Jazz sur Seine, Soirée Showcases, Paris

13 octobre 2020.

Au milieu des rumeurs – finalement confirmées dès le lendemain – de couvre-feu, la traditionnelle soirée showcases du festival Jazz sur Seine faisait figure de dernier bal sur le pont du Titanic. Organisée dans quatre lieux de la rue des Lombards (le Baiser Salé, le Duc des Lombards, le Sunset et le Sunside), la soirée propose un panorama de la scène jazz française par le biais d’une série de courts concerts, d’une quarantaine de minutes théoriquement – mais les horaires ne sont pas du tout respectés –, qui se suivent dans chacun des clubs, soit un total de 16 propositions musicales sur la soirée mêlant talents confirmés et découvertes, de la chanteuse Véronique Hermann Sambin au pianiste Noé Huchard. Impossible, sauf à pratiquer l’écoute par échantillon, de tout entendre, d’autant que les conditions d’hygiène et de sécurité particulières compliquent les déplacements entre salles – ce qui n’est pas plus mal pour garantir la qualité de l’écoute ! 

En ouverture, le saxophone tellurique et lumineux (au sens propre comme au figuré) de Guillaume Perret, plus habitué aux salles de musiques actuelles qu’à l’ambiance feutrée des clubs, fait trembler les murs de la cave du Sunset et frémir quelques trop chastes oreilles. Accompagné des musiciens de l’album (Martin Wangermée à la batterie, Julien Herné à la basse et aux machines, Yessaï Karapetian aux claviers), Perret – qui pratique aussi les machines – présente le répertoire de son disque “A Certain Trip” : ambiance électrique, énergie rock, textures électro, rythmiques funk, le tout combiné à une écriture sophistiquée – immanquable influence de Mulatu Astatke dans les mélodies, par exemple – et à un sax volontiers hurleur, mais qui sait aussi s’adoucir. Après trois bons quart d’heures de bruit et de fureur, la proposition d’un dernier titre plus calme, quitte à bouleverser les horaires de la soirée, est accueillie avec enthousiasme par un public très impliqué, et vient clore en finesse une prestation réellement remarquable, qui confirme la place éminente acquise par Guillaume Perret au sein d’une scène jazz en plein renouveau.

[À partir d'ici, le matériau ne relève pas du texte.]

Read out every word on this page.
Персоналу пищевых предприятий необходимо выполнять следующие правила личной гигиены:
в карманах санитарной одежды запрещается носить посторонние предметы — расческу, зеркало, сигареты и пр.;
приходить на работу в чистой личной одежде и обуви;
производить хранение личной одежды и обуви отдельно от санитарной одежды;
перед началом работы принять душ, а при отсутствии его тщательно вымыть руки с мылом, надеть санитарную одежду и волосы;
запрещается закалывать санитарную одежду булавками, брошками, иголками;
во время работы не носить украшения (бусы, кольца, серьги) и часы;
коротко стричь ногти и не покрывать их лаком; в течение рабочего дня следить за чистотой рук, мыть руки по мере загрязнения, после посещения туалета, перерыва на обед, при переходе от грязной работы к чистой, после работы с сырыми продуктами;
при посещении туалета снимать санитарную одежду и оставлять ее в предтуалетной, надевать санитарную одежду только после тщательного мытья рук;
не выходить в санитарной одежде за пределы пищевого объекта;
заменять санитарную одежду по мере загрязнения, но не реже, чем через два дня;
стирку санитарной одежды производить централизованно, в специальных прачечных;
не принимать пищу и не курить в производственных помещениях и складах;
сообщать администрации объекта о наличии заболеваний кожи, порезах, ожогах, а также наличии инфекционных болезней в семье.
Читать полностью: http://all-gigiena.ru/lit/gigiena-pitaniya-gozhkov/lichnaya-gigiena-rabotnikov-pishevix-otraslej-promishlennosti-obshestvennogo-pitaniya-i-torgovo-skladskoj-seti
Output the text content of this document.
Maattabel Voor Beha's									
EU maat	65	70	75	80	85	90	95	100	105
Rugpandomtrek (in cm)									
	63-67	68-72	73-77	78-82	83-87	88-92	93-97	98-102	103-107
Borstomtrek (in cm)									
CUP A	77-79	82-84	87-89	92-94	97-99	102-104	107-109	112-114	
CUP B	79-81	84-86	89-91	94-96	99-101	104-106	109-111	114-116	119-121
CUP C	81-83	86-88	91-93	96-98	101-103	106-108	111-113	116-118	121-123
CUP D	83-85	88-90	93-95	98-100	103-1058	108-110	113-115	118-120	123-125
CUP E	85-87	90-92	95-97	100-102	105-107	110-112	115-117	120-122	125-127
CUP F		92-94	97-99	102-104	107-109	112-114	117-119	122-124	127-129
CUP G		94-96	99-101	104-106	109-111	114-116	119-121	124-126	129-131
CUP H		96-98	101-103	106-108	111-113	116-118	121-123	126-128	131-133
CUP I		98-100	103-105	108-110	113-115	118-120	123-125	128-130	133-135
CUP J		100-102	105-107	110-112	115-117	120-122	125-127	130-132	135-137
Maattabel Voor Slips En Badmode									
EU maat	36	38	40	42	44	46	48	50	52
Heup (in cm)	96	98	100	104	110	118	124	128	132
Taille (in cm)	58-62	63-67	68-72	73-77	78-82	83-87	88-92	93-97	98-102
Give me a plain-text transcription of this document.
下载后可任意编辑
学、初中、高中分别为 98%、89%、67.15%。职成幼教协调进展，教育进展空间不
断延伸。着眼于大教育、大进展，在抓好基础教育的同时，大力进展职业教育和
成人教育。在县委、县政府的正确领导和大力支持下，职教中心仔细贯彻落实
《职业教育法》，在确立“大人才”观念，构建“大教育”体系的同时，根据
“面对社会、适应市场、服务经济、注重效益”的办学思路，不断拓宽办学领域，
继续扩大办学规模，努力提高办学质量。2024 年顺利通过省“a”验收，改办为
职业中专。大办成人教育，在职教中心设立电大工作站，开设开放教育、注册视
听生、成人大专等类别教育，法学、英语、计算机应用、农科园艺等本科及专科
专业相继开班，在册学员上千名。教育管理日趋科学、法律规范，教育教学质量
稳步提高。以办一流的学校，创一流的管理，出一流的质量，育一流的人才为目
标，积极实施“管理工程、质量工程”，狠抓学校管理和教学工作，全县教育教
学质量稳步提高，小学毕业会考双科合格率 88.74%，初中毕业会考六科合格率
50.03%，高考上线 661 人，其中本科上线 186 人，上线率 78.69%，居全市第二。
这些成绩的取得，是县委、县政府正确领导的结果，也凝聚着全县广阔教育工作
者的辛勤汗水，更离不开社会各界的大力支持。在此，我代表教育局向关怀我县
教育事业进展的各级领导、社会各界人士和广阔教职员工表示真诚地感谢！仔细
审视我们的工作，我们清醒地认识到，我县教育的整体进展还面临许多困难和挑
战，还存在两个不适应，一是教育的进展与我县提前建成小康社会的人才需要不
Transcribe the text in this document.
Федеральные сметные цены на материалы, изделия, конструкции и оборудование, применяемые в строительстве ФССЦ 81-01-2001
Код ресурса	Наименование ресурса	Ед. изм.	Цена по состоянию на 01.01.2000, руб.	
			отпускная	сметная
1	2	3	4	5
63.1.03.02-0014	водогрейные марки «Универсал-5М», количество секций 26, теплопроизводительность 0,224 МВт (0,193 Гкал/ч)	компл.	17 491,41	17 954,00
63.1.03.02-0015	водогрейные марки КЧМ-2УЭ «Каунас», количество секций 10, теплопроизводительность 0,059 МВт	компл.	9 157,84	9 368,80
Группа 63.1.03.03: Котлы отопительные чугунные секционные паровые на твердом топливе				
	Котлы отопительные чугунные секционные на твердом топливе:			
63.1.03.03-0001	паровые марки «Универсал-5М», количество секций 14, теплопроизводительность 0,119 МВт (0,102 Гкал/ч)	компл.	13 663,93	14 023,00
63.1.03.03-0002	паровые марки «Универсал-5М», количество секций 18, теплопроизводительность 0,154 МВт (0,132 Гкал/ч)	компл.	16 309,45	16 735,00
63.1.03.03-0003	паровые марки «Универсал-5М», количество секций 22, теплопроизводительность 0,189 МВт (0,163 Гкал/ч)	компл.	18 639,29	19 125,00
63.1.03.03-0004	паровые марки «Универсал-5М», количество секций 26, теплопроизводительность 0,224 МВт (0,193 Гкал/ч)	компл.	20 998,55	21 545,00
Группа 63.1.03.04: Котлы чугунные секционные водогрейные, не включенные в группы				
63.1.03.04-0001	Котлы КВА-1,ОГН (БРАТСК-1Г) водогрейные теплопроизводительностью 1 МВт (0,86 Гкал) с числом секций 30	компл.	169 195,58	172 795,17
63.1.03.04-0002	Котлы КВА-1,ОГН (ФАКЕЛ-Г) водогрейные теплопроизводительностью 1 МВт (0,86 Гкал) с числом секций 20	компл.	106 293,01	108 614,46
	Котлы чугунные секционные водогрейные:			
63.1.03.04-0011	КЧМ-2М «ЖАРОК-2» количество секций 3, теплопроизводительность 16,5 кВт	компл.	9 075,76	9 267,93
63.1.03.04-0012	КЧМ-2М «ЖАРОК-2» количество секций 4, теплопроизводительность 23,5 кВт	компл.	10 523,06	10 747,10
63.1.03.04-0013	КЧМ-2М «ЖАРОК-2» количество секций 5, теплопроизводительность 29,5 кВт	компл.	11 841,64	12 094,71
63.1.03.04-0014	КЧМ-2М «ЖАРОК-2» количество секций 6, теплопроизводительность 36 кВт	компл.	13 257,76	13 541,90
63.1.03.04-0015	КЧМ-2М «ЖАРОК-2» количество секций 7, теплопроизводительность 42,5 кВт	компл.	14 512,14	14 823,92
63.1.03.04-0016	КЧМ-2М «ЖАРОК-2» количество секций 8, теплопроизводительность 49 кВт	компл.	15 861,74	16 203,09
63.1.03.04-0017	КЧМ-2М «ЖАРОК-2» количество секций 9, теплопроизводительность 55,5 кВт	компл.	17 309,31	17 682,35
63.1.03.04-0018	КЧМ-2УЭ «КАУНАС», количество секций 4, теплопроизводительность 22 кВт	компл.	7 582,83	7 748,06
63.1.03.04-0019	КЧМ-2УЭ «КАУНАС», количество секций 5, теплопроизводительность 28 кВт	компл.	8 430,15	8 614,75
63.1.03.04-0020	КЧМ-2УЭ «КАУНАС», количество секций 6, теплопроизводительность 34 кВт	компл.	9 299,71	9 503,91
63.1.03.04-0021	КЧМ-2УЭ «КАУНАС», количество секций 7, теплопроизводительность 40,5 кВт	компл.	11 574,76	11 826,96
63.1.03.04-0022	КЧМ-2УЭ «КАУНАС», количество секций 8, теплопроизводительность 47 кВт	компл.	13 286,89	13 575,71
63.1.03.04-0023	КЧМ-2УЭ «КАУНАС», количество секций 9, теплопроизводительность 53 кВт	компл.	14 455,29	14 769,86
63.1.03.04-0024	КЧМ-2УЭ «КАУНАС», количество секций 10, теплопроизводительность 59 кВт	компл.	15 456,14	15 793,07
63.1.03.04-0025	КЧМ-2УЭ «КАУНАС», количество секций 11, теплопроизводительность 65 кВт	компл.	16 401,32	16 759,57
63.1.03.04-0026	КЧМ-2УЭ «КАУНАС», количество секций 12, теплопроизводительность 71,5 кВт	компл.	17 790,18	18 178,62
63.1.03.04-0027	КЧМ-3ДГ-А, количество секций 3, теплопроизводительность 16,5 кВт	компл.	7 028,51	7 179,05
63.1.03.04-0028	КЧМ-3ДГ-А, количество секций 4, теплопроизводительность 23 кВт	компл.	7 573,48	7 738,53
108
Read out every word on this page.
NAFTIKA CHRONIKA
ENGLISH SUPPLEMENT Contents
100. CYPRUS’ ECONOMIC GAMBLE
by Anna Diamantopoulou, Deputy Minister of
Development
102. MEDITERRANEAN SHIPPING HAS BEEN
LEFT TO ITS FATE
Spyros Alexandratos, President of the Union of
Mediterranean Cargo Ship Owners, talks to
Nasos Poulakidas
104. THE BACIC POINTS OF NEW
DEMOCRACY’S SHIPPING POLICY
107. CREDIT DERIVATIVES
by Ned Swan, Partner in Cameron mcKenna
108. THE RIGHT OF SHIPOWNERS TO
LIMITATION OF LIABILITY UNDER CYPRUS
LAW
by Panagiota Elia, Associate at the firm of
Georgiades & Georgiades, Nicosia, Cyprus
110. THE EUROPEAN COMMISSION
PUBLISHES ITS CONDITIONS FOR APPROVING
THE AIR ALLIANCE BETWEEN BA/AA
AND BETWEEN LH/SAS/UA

Le contraste aurait difficilement pu être plus grand – au plan musical, et non qualitatif – avec ce qui suit, à savoir Abraham Réunion, le trio familial qui réunit Zacharie, Cynthia et Clélya Abraham, trois habitués des scènes jazz et soul parisiennes, respectivement à la contrebasse, au chant et au piano, renforcés par le batteur et “frère adoptif” Tilo Bertholo. C’est en effet dans un registre quasi-exclusivement acoustique – quelques boucles sur la voix –, que se produit l’ensemble, qui présente ici un premier album partagé paru – mauvaise idée ! – au début du mois de mars. Le répertoire, aux influences caraïbes discrètes, est léger et séduisant, plutôt sophistiqué dans l’écriture et souvent chanté sans parole, et l’ensemble s’écoute avec plaisir, même si quelques ruptures de ton seraient peut-être les bienvenues.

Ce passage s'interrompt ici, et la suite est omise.